Ferro Rodrigues não pode estar imune a críticas na sua actividade política e deve ser contestado quando age mal ou profere cretinas declarações, como foram várias no passado recente. Contudo, é indecente, é vil, o que ele e a mulher tiveram de suportar enquanto almoçavam. E é um perigoso sintoma da degradação a que os regimes democráticos estão a ser sujeitos por parte de um bando de gente que vive para a arquitectura do caos que querem impor.

Há uns anos, numa conferência pública relacionada com o futebol, criei um “soundbyte” que pegou de estaca e é muito utilizado.

Falei de exércitos do nojo, gente que estava ao computador gerindo múltiplos perfis falsos para atacar pessoas de bem, sérias, de presente e passado impoluto, tentando enlamear quem anda na rua de consciência tranquila. Estes exércitos do nojo são hoje prática comum de clubes, instituições, partidos que recorrem a eles sem pudor nem vergonha.

Ora, cabe à comunidade demolir esta armada de bandalhos (e de quem lhes paga), porque o enorme problema é quando este tipo de procedimentos sujos e a sua linguagem passam da esfera virtual para o mundo real. E enquanto não houver consequências, o nojo alastrar-se-á para mal das sociedades.

Dizia um especialista americano em ciências sociais ao jornal espanhol “El Mundo”: “pensar com clareza num mundo contaminado por notícias falsas e dados manipulados é uma cruzada”, propondo uma “terapia de cepticismo” contra quem quer ligar o ventilador para espalhar ruído.

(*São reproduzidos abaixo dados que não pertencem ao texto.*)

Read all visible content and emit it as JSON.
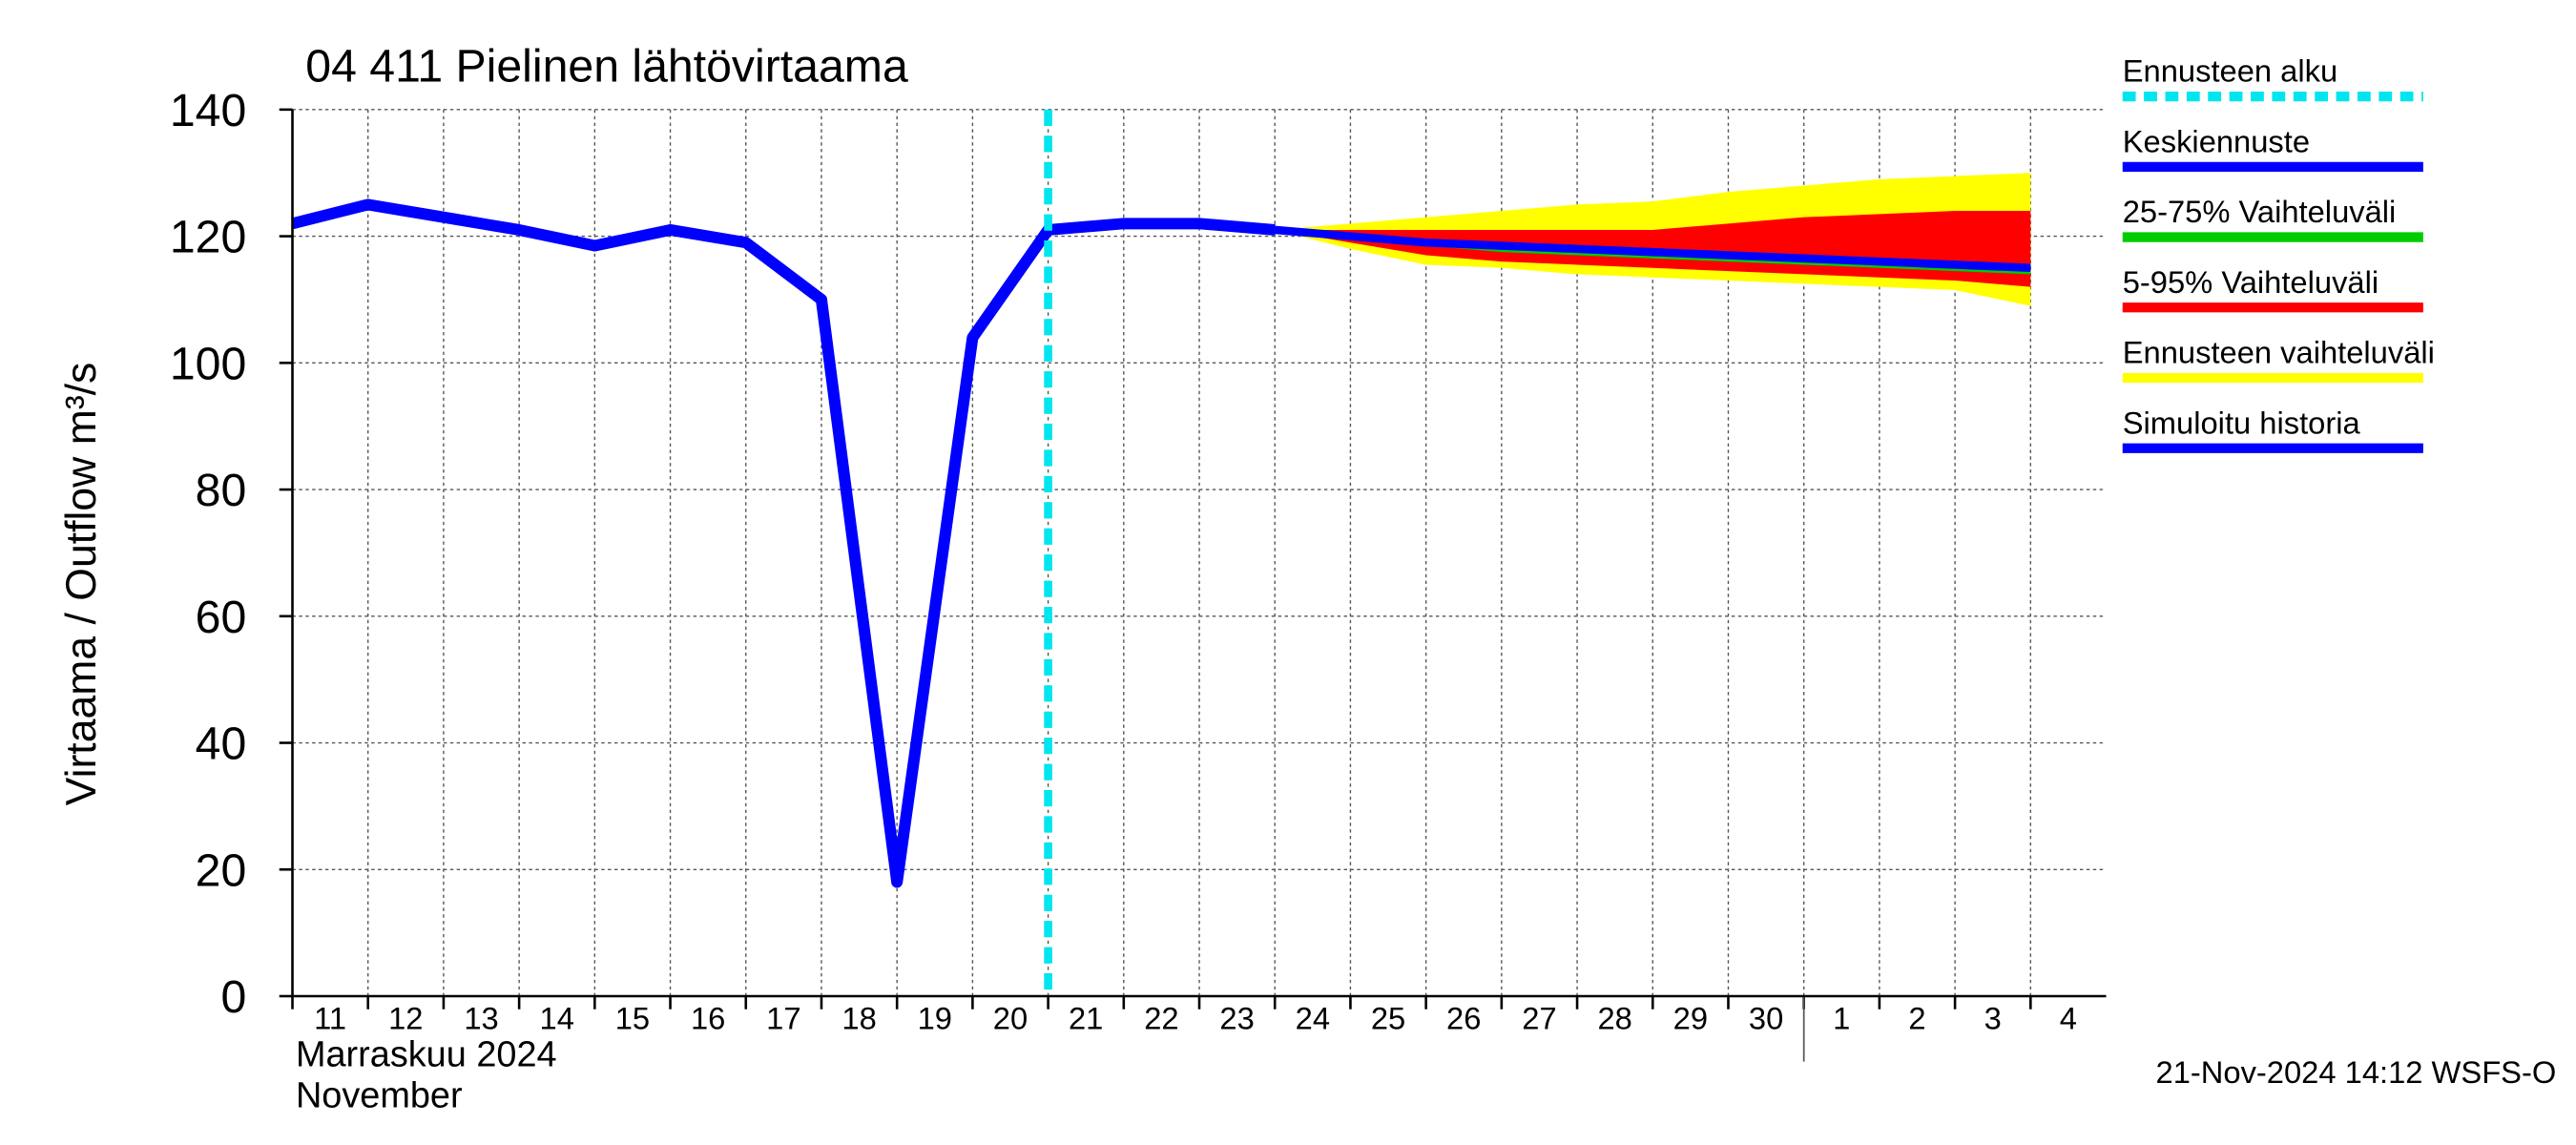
{
  "chart_data": {
    "type": "line",
    "title": "04 411 Pielinen lähtövirtaama",
    "y_label": "Virtaama / Outflow   m³/s",
    "x_label_fi": "Marraskuu 2024",
    "x_label_en": "November",
    "footer": "21-Nov-2024 14:12 WSFS-O",
    "categories": [
      "11",
      "12",
      "13",
      "14",
      "15",
      "16",
      "17",
      "18",
      "19",
      "20",
      "21",
      "22",
      "23",
      "24",
      "25",
      "26",
      "27",
      "28",
      "29",
      "30",
      "1",
      "2",
      "3",
      "4"
    ],
    "month_start": "1",
    "ylim": [
      0,
      140
    ],
    "yticks": [
      0,
      20,
      40,
      60,
      80,
      100,
      120,
      140
    ],
    "grid": true,
    "forecast_start": {
      "name": "Ennusteen alku",
      "color": "#00e5ee",
      "at": "21"
    },
    "series": [
      {
        "name": "Keskiennuste",
        "color": "#0000ff",
        "kind": "line",
        "values": [
          null,
          null,
          null,
          null,
          null,
          null,
          null,
          null,
          null,
          null,
          null,
          null,
          null,
          121,
          120,
          119,
          118.5,
          118,
          117.5,
          117,
          116.5,
          116,
          115.5,
          115
        ]
      },
      {
        "name": "25-75% Vaihteluväli",
        "color": "#00cc00",
        "kind": "band",
        "high": [
          null,
          null,
          null,
          null,
          null,
          null,
          null,
          null,
          null,
          null,
          null,
          null,
          null,
          121,
          120.5,
          119.5,
          119,
          118.5,
          118,
          117.5,
          117,
          116.5,
          116,
          115.5
        ],
        "low": [
          null,
          null,
          null,
          null,
          null,
          null,
          null,
          null,
          null,
          null,
          null,
          null,
          null,
          121,
          119.5,
          118.5,
          117.5,
          117,
          116.5,
          116,
          115.5,
          115,
          114.5,
          114
        ]
      },
      {
        "name": "5-95% Vaihteluväli",
        "color": "#ff0000",
        "kind": "band",
        "high": [
          null,
          null,
          null,
          null,
          null,
          null,
          null,
          null,
          null,
          null,
          null,
          null,
          null,
          121,
          121,
          121,
          121,
          121,
          121,
          122,
          123,
          123.5,
          124,
          124
        ],
        "low": [
          null,
          null,
          null,
          null,
          null,
          null,
          null,
          null,
          null,
          null,
          null,
          null,
          null,
          121,
          119,
          117,
          116,
          115.5,
          115,
          114.5,
          114,
          113.5,
          113,
          112
        ]
      },
      {
        "name": "Ennusteen vaihteluväli",
        "color": "#ffff00",
        "kind": "band",
        "high": [
          null,
          null,
          null,
          null,
          null,
          null,
          null,
          null,
          null,
          null,
          null,
          null,
          null,
          121,
          122,
          123,
          124,
          125,
          125.5,
          127,
          128,
          129,
          129.5,
          130
        ],
        "low": [
          null,
          null,
          null,
          null,
          null,
          null,
          null,
          null,
          null,
          null,
          null,
          null,
          null,
          121,
          118,
          115.5,
          115,
          114,
          113.5,
          113,
          112.5,
          112,
          111.5,
          109
        ]
      },
      {
        "name": "Simuloitu historia",
        "color": "#0000ff",
        "kind": "line",
        "values": [
          122,
          125,
          123,
          121,
          118.5,
          121,
          119,
          110,
          18,
          104,
          121,
          122,
          122,
          121,
          null,
          null,
          null,
          null,
          null,
          null,
          null,
          null,
          null,
          null
        ]
      }
    ]
  }
}
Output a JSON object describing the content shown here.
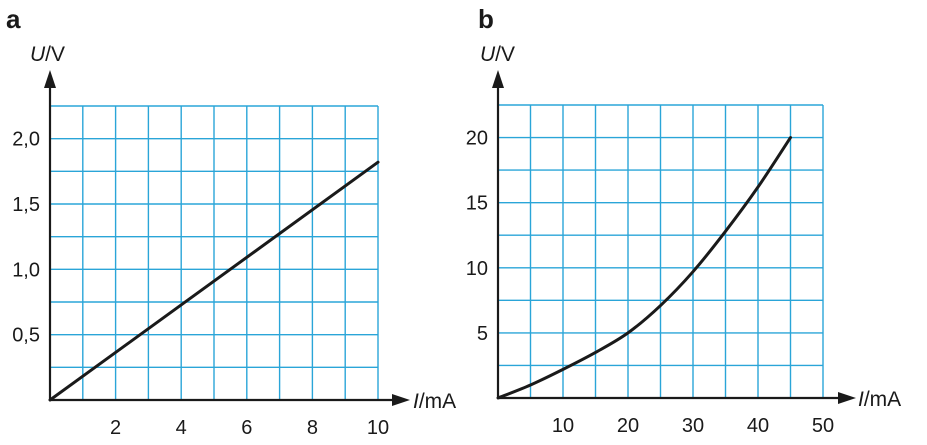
{
  "chart_data": [
    {
      "type": "line",
      "panel": "a",
      "xlabel_var": "I",
      "xlabel_unit": "/mA",
      "ylabel_var": "U",
      "ylabel_unit": "/V",
      "xlim": [
        0,
        10
      ],
      "ylim": [
        0,
        2.25
      ],
      "x_ticks": [
        2,
        4,
        6,
        8,
        10
      ],
      "x_tick_labels": [
        "2",
        "4",
        "6",
        "8",
        "10"
      ],
      "y_ticks": [
        0.5,
        1.0,
        1.5,
        2.0
      ],
      "y_tick_labels": [
        "0,5",
        "1,0",
        "1,5",
        "2,0"
      ],
      "grid": true,
      "series": [
        {
          "x": [
            0,
            10
          ],
          "y": [
            0,
            1.82
          ]
        }
      ]
    },
    {
      "type": "line",
      "panel": "b",
      "xlabel_var": "I",
      "xlabel_unit": "/mA",
      "ylabel_var": "U",
      "ylabel_unit": "/V",
      "xlim": [
        0,
        50
      ],
      "ylim": [
        0,
        22.5
      ],
      "x_ticks": [
        10,
        20,
        30,
        40,
        50
      ],
      "x_tick_labels": [
        "10",
        "20",
        "30",
        "40",
        "50"
      ],
      "y_ticks": [
        5,
        10,
        15,
        20
      ],
      "y_tick_labels": [
        "5",
        "10",
        "15",
        "20"
      ],
      "grid": true,
      "series": [
        {
          "x": [
            0,
            5,
            10,
            15,
            20,
            25,
            30,
            35,
            40,
            45
          ],
          "y": [
            0,
            1,
            2.2,
            3.5,
            5,
            7.1,
            9.7,
            12.8,
            16.2,
            20
          ]
        }
      ]
    }
  ]
}
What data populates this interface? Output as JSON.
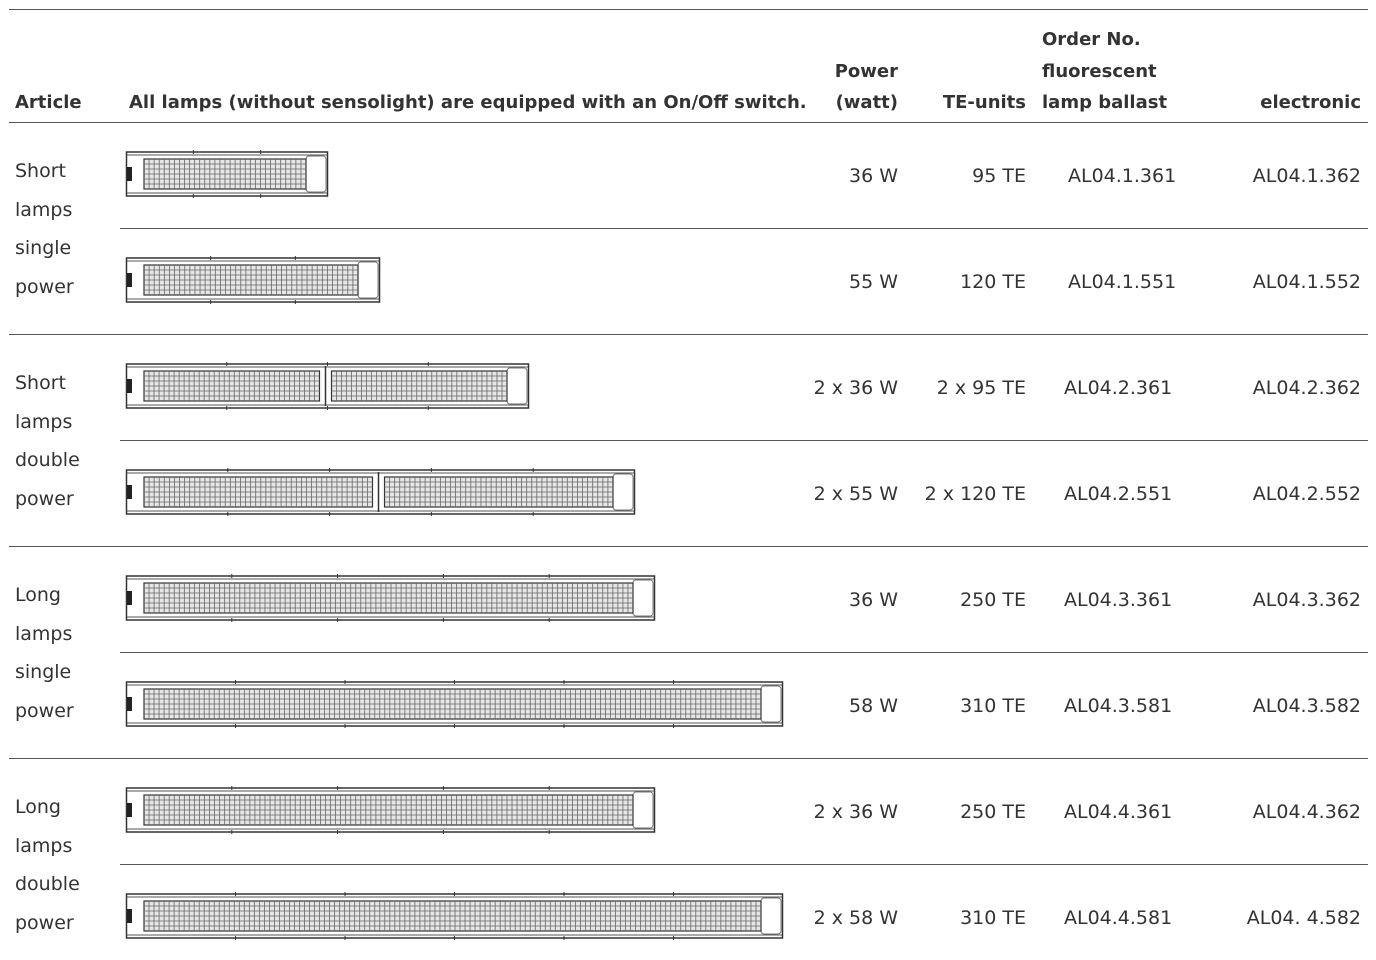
{
  "header": {
    "article": "Article",
    "description": "All lamps (without sensolight) are equipped with an On/Off switch.",
    "power_line1": "Power",
    "power_line2": "(watt)",
    "te_units": "TE-units",
    "order_line1": "Order No.",
    "order_line2": "fluorescent",
    "order_line3": "lamp ballast",
    "electronic": "electronic"
  },
  "groups": [
    {
      "article": [
        "Short",
        "lamps",
        "single",
        "power"
      ],
      "rows": [
        {
          "power": "36 W",
          "te": "95 TE",
          "order": "AL04.1.361",
          "electronic": "AL04.1.362"
        },
        {
          "power": "55 W",
          "te": "120 TE",
          "order": "AL04.1.551",
          "electronic": "AL04.1.552"
        }
      ]
    },
    {
      "article": [
        "Short",
        "lamps",
        "double",
        "power"
      ],
      "rows": [
        {
          "power": "2 x 36 W",
          "te": "2 x 95 TE",
          "order": "AL04.2.361",
          "electronic": "AL04.2.362"
        },
        {
          "power": "2 x 55 W",
          "te": "2 x 120 TE",
          "order": "AL04.2.551",
          "electronic": "AL04.2.552"
        }
      ]
    },
    {
      "article": [
        "Long",
        "lamps",
        "single",
        "power"
      ],
      "rows": [
        {
          "power": "36 W",
          "te": "250 TE",
          "order": "AL04.3.361",
          "electronic": "AL04.3.362"
        },
        {
          "power": "58 W",
          "te": "310 TE",
          "order": "AL04.3.581",
          "electronic": "AL04.3.582"
        }
      ]
    },
    {
      "article": [
        "Long",
        "lamps",
        "double",
        "power"
      ],
      "rows": [
        {
          "power": "2 x 36 W",
          "te": "250 TE",
          "order": "AL04.4.361",
          "electronic": "AL04.4.362"
        },
        {
          "power": "2 x 58 W",
          "te": "310 TE",
          "order": "AL04.4.581",
          "electronic": "AL04. 4.582"
        }
      ]
    }
  ]
}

Mas mais do que isso, começa a ser difícil ter paciência contra quem quer desvirtuar a verdade e navegar ao sabor da última teoria da conspiração.

Lembrei-me de Cícero em Roma, quando no Senado, em 63 a. C., com a sua intervenção dinamitou a intenção de golpe de Estado de Catilina. “Até quando realmente, Catilina, vais abusar da nossa paciência? Até que limites fará alarde essa tua ousadia sem freio?”

Jorge Sampaio já não seria destes sinistros novos tempos atrás descritos. O seu humanismo e bondade seriam uma vacina muito pouco resistente contra estas matilhas de ódio que ganham espaço e visibilidade no espaço público.

É neste buraco, no qual se vão sugando os regimes democráticos e os valores e referências cívicos, que grassa o vazio e o dito caos onde se semeiam os medíocres e os lunáticos ungidos a profetas e líderes, como a personagem de Joaquin Phoenix no filme “Joker”.

É preciso que o legado de sã convivência, simpatia, elevação e educação de Jorge Sampaio não seja triturado pela carnívora máquina de efabulações e dementes criaturas que são manifestamente intolerantes e desinformadas. E como disse há poucos dias Pinto Balsemão, “não podemos ser tolerantes com os intolerantes”.

PS: Cinco anos de Jornal Económico. Parabéns a quem o faz, é um gosto estar por aqui.

O autor escreve de acordo com a antiga ortografia.